Thank you @alloc and @panghy for the helpful suggestions!
In this post, I am lesser concerned about the JVM freeing up references to native pointers, but rather, I am trying to get a better understanding of the fast allocator pool size maintained in C library and any memory held by it over a long time (even after the transactions using that memory being closed).
Please refer to this post by @SteavedHams : fast-alloc . This talks about some long term memory pool maintained by fast-allocator, and transaction arenas borrow out memory from this pool and return the memory back to it on being closed.
This also clarifies that given a transaction limit of 10MB and a duration of 5 sec, there should be a very little chance of the fast-allocator pool being of a large size.
However, I wanted to get a better understanding of this and confirm the worst case size of this common pool in the client process.

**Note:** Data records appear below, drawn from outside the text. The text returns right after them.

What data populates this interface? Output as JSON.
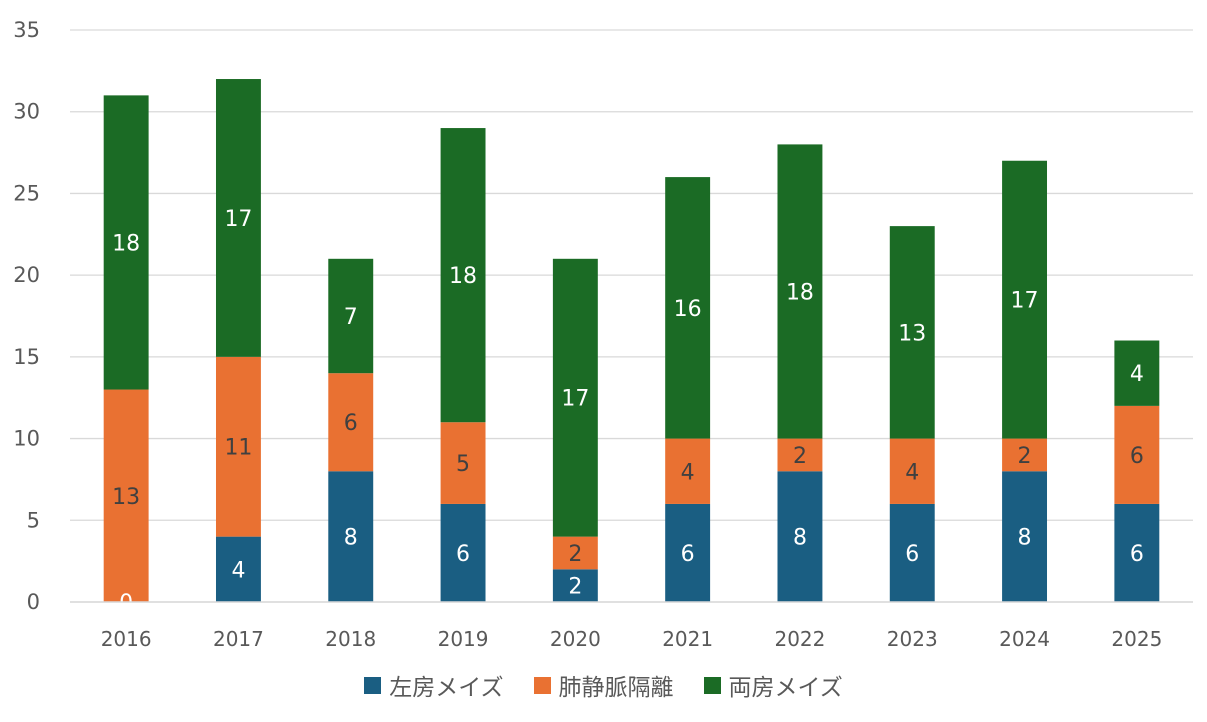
{
  "chart_data": {
    "type": "bar",
    "stacked": true,
    "title": "",
    "xlabel": "",
    "ylabel": "",
    "ylim": [
      0,
      35
    ],
    "yticks": [
      0,
      5,
      10,
      15,
      20,
      25,
      30,
      35
    ],
    "grid": true,
    "legend_position": "bottom",
    "categories": [
      "2016",
      "2017",
      "2018",
      "2019",
      "2020",
      "2021",
      "2022",
      "2023",
      "2024",
      "2025"
    ],
    "series": [
      {
        "name": "左房メイズ",
        "color": "#1a5e82",
        "label_color": "#ffffff",
        "values": [
          0,
          4,
          8,
          6,
          2,
          6,
          8,
          6,
          8,
          6
        ]
      },
      {
        "name": "肺静脈隔離",
        "color": "#e97132",
        "label_color": "#404040",
        "values": [
          13,
          11,
          6,
          5,
          2,
          4,
          2,
          4,
          2,
          6
        ]
      },
      {
        "name": "両房メイズ",
        "color": "#1b6b25",
        "label_color": "#ffffff",
        "values": [
          18,
          17,
          7,
          18,
          17,
          16,
          18,
          13,
          17,
          4
        ]
      }
    ]
  }
}
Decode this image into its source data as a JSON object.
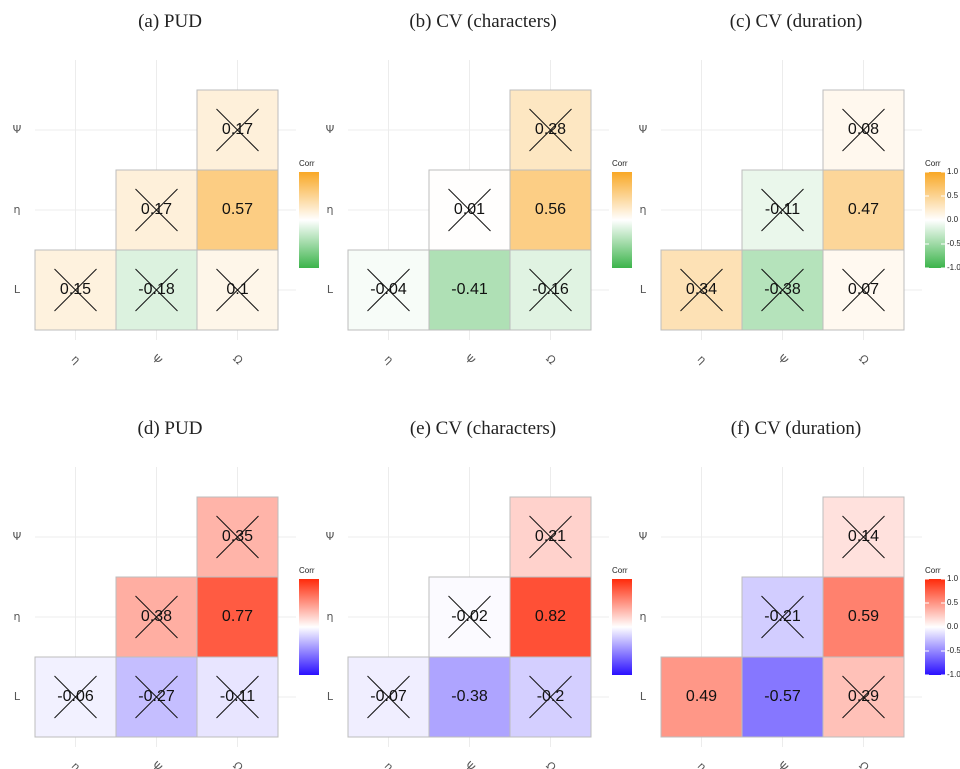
{
  "chart_data": [
    {
      "type": "heatmap",
      "title": "(a) PUD",
      "x_categories": [
        "η",
        "Ψ",
        "Ω"
      ],
      "y_categories": [
        "L",
        "η",
        "Ψ"
      ],
      "values": [
        [
          0.15,
          -0.18,
          0.1
        ],
        [
          null,
          0.17,
          0.57
        ],
        [
          null,
          null,
          0.17
        ]
      ],
      "insignificant": [
        [
          true,
          true,
          true
        ],
        [
          false,
          true,
          false
        ],
        [
          false,
          false,
          true
        ]
      ],
      "legend_title": "Corr",
      "clim": [
        -1,
        1
      ],
      "colors": {
        "low": "#3cb44b",
        "mid": "#ffffff",
        "high": "#f9a825"
      }
    },
    {
      "type": "heatmap",
      "title": "(b) CV (characters)",
      "x_categories": [
        "η",
        "Ψ",
        "Ω"
      ],
      "y_categories": [
        "L",
        "η",
        "Ψ"
      ],
      "values": [
        [
          -0.04,
          -0.41,
          -0.16
        ],
        [
          null,
          0.01,
          0.56
        ],
        [
          null,
          null,
          0.28
        ]
      ],
      "insignificant": [
        [
          true,
          false,
          true
        ],
        [
          false,
          true,
          false
        ],
        [
          false,
          false,
          true
        ]
      ],
      "legend_title": "Corr",
      "clim": [
        -1,
        1
      ],
      "colors": {
        "low": "#3cb44b",
        "mid": "#ffffff",
        "high": "#f9a825"
      }
    },
    {
      "type": "heatmap",
      "title": "(c) CV (duration)",
      "x_categories": [
        "η",
        "Ψ",
        "Ω"
      ],
      "y_categories": [
        "L",
        "η",
        "Ψ"
      ],
      "values": [
        [
          0.34,
          -0.38,
          0.07
        ],
        [
          null,
          -0.11,
          0.47
        ],
        [
          null,
          null,
          0.08
        ]
      ],
      "insignificant": [
        [
          true,
          true,
          true
        ],
        [
          false,
          true,
          false
        ],
        [
          false,
          false,
          true
        ]
      ],
      "legend_title": "Corr",
      "clim": [
        -1,
        1
      ],
      "colors": {
        "low": "#3cb44b",
        "mid": "#ffffff",
        "high": "#f9a825"
      },
      "ticks": [
        {
          "value": 1,
          "label": "1.0"
        },
        {
          "value": 0.5,
          "label": "0.5"
        },
        {
          "value": 0,
          "label": "0.0"
        },
        {
          "value": -0.5,
          "label": "-0.5"
        },
        {
          "value": -1,
          "label": "-1.0"
        }
      ]
    },
    {
      "type": "heatmap",
      "title": "(d) PUD",
      "x_categories": [
        "η",
        "Ψ",
        "Ω"
      ],
      "y_categories": [
        "L",
        "η",
        "Ψ"
      ],
      "values": [
        [
          -0.06,
          -0.27,
          -0.11
        ],
        [
          null,
          0.38,
          0.77
        ],
        [
          null,
          null,
          0.35
        ]
      ],
      "insignificant": [
        [
          true,
          true,
          true
        ],
        [
          false,
          true,
          false
        ],
        [
          false,
          false,
          true
        ]
      ],
      "legend_title": "Corr",
      "clim": [
        -1,
        1
      ],
      "colors": {
        "low": "#2a10ff",
        "mid": "#ffffff",
        "high": "#ff2a0a"
      }
    },
    {
      "type": "heatmap",
      "title": "(e) CV (characters)",
      "x_categories": [
        "η",
        "Ψ",
        "Ω"
      ],
      "y_categories": [
        "L",
        "η",
        "Ψ"
      ],
      "values": [
        [
          -0.07,
          -0.38,
          -0.2
        ],
        [
          null,
          -0.02,
          0.82
        ],
        [
          null,
          null,
          0.21
        ]
      ],
      "insignificant": [
        [
          true,
          false,
          true
        ],
        [
          false,
          true,
          false
        ],
        [
          false,
          false,
          true
        ]
      ],
      "legend_title": "Corr",
      "clim": [
        -1,
        1
      ],
      "colors": {
        "low": "#2a10ff",
        "mid": "#ffffff",
        "high": "#ff2a0a"
      }
    },
    {
      "type": "heatmap",
      "title": "(f) CV (duration)",
      "x_categories": [
        "η",
        "Ψ",
        "Ω"
      ],
      "y_categories": [
        "L",
        "η",
        "Ψ"
      ],
      "values": [
        [
          0.49,
          -0.57,
          0.29
        ],
        [
          null,
          -0.21,
          0.59
        ],
        [
          null,
          null,
          0.14
        ]
      ],
      "insignificant": [
        [
          false,
          false,
          true
        ],
        [
          false,
          true,
          false
        ],
        [
          false,
          false,
          true
        ]
      ],
      "legend_title": "Corr",
      "clim": [
        -1,
        1
      ],
      "colors": {
        "low": "#2a10ff",
        "mid": "#ffffff",
        "high": "#ff2a0a"
      },
      "ticks": [
        {
          "value": 1,
          "label": "1.0"
        },
        {
          "value": 0.5,
          "label": "0.5"
        },
        {
          "value": 0,
          "label": "0.0"
        },
        {
          "value": -0.5,
          "label": "-0.5"
        },
        {
          "value": -1,
          "label": "-1.0"
        }
      ]
    }
  ]
}
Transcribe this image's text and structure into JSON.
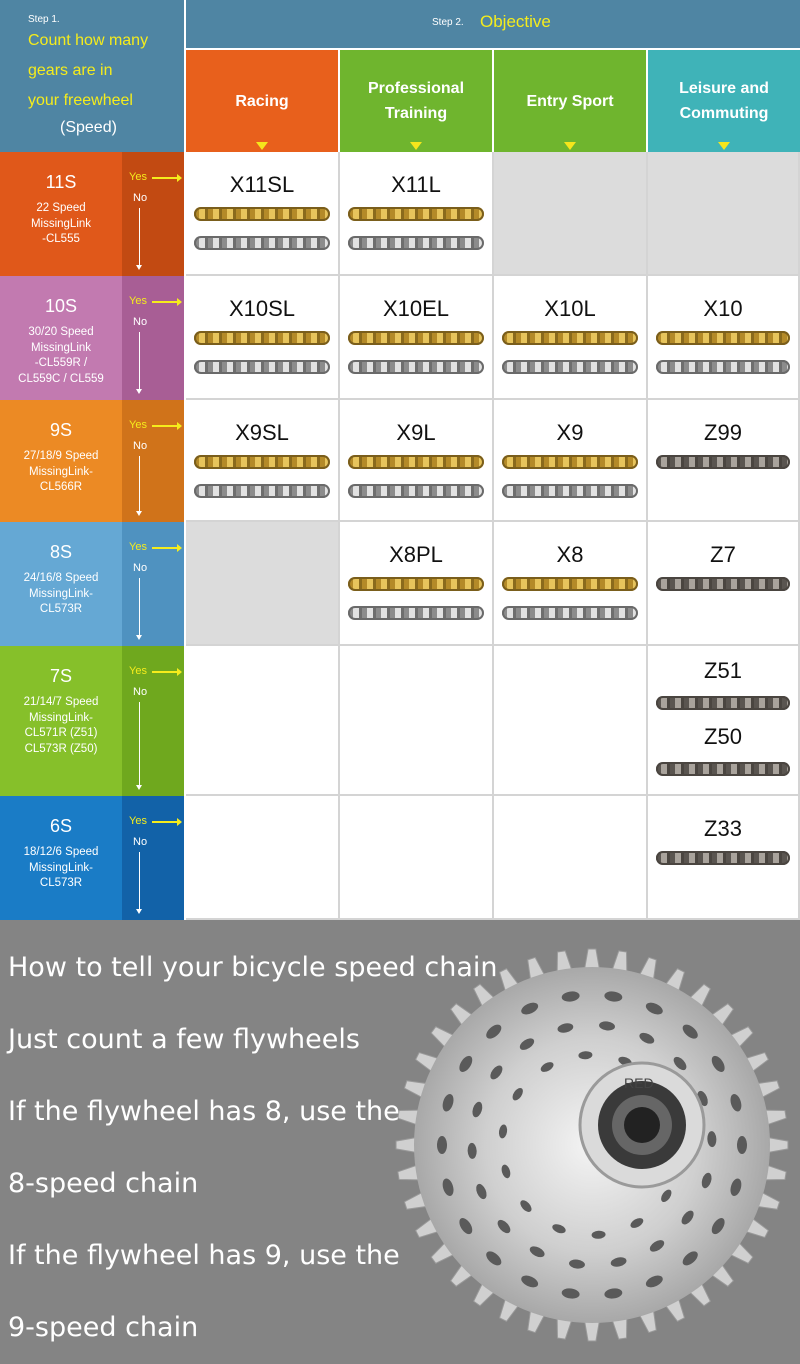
{
  "header": {
    "step1_label": "Step 1.",
    "step1_lines": [
      "Count how many",
      "gears are in",
      "your freewheel"
    ],
    "step1_speed": "(Speed)",
    "step2_label": "Step 2.",
    "step2_title": "Objective"
  },
  "objectives": [
    {
      "label_line1": "Racing",
      "label_line2": "",
      "color": "#e8601c"
    },
    {
      "label_line1": "Professional",
      "label_line2": "Training",
      "color": "#6fb52e"
    },
    {
      "label_line1": "Entry Sport",
      "label_line2": "",
      "color": "#6fb52e"
    },
    {
      "label_line1": "Leisure and",
      "label_line2": "Commuting",
      "color": "#3fb3b8"
    }
  ],
  "flow": {
    "yes": "Yes",
    "no": "No"
  },
  "rows": [
    {
      "speed": "11S",
      "desc": [
        "22 Speed",
        "MissingLink",
        "-CL555"
      ],
      "color": "#e0581a",
      "side_color": "#c24a12",
      "cells": [
        {
          "name": "X11SL",
          "chains": [
            "gold",
            "silver"
          ]
        },
        {
          "name": "X11L",
          "chains": [
            "gold",
            "silver"
          ]
        },
        null,
        null
      ]
    },
    {
      "speed": "10S",
      "desc": [
        "30/20 Speed",
        "MissingLink",
        "-CL559R /",
        "CL559C / CL559"
      ],
      "color": "#c27ab0",
      "side_color": "#a85e95",
      "cells": [
        {
          "name": "X10SL",
          "chains": [
            "gold",
            "silver"
          ]
        },
        {
          "name": "X10EL",
          "chains": [
            "gold",
            "silver"
          ]
        },
        {
          "name": "X10L",
          "chains": [
            "gold",
            "silver"
          ]
        },
        {
          "name": "X10",
          "chains": [
            "gold",
            "silver"
          ]
        }
      ]
    },
    {
      "speed": "9S",
      "desc": [
        "27/18/9 Speed",
        "MissingLink-",
        "CL566R"
      ],
      "color": "#ec8a24",
      "side_color": "#d0731a",
      "cells": [
        {
          "name": "X9SL",
          "chains": [
            "gold",
            "silver"
          ]
        },
        {
          "name": "X9L",
          "chains": [
            "gold",
            "silver"
          ]
        },
        {
          "name": "X9",
          "chains": [
            "gold",
            "silver"
          ]
        },
        {
          "name": "Z99",
          "chains": [
            "dark"
          ]
        }
      ]
    },
    {
      "speed": "8S",
      "desc": [
        "24/16/8 Speed",
        "MissingLink-",
        "CL573R"
      ],
      "color": "#65a8d4",
      "side_color": "#4f92c0",
      "cells": [
        null,
        {
          "name": "X8PL",
          "chains": [
            "gold",
            "silver"
          ]
        },
        {
          "name": "X8",
          "chains": [
            "gold",
            "silver"
          ]
        },
        {
          "name": "Z7",
          "chains": [
            "dark"
          ]
        }
      ]
    },
    {
      "speed": "7S",
      "desc": [
        "21/14/7 Speed",
        "MissingLink-",
        "CL571R (Z51)",
        "CL573R (Z50)"
      ],
      "color": "#86c02a",
      "side_color": "#6fa81e",
      "cells": [
        "blank",
        "blank",
        "blank",
        {
          "name": "Z51",
          "chains": [
            "dark"
          ],
          "name2": "Z50",
          "chains2": [
            "dark"
          ]
        }
      ]
    },
    {
      "speed": "6S",
      "desc": [
        "18/12/6 Speed",
        "MissingLink-",
        "CL573R"
      ],
      "color": "#1a7cc6",
      "side_color": "#1262a8",
      "cells": [
        "blank",
        "blank",
        "blank",
        {
          "name": "Z33",
          "chains": [
            "dark"
          ]
        }
      ]
    }
  ],
  "bottom_text": [
    "How to tell your bicycle speed chain",
    "Just count a few flywheels",
    "If the flywheel has 8, use the",
    "8-speed chain",
    "If the flywheel has 9, use the",
    " 9-speed chain"
  ],
  "cassette_brand": "RED"
}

Specifically,
- Is the max pool size proportional to the number of concurrent write transactions (each tx may need up to 10 MB, and there can be 100s of such concurrent transactions)?
- Does the max pool size depend on the number of concurrent read operations? Each range-read operation can retrieve huge amounts of data in a single network call, and if data from each call needs to be buffered in this pool, then the pool needs to grow to accommodate the reads.
- If there is no cap on the worst-case size of this pool by default, then are there any suggestions to limit it to a threshold, or else, keep it minimal?
- How is the lifecycle of this pool maintained? How soon does it shrink back when unused?
It may be that I have misunderstood the behavior of fast-allocator pool in C library, and in that case, the entire post is irrelevant.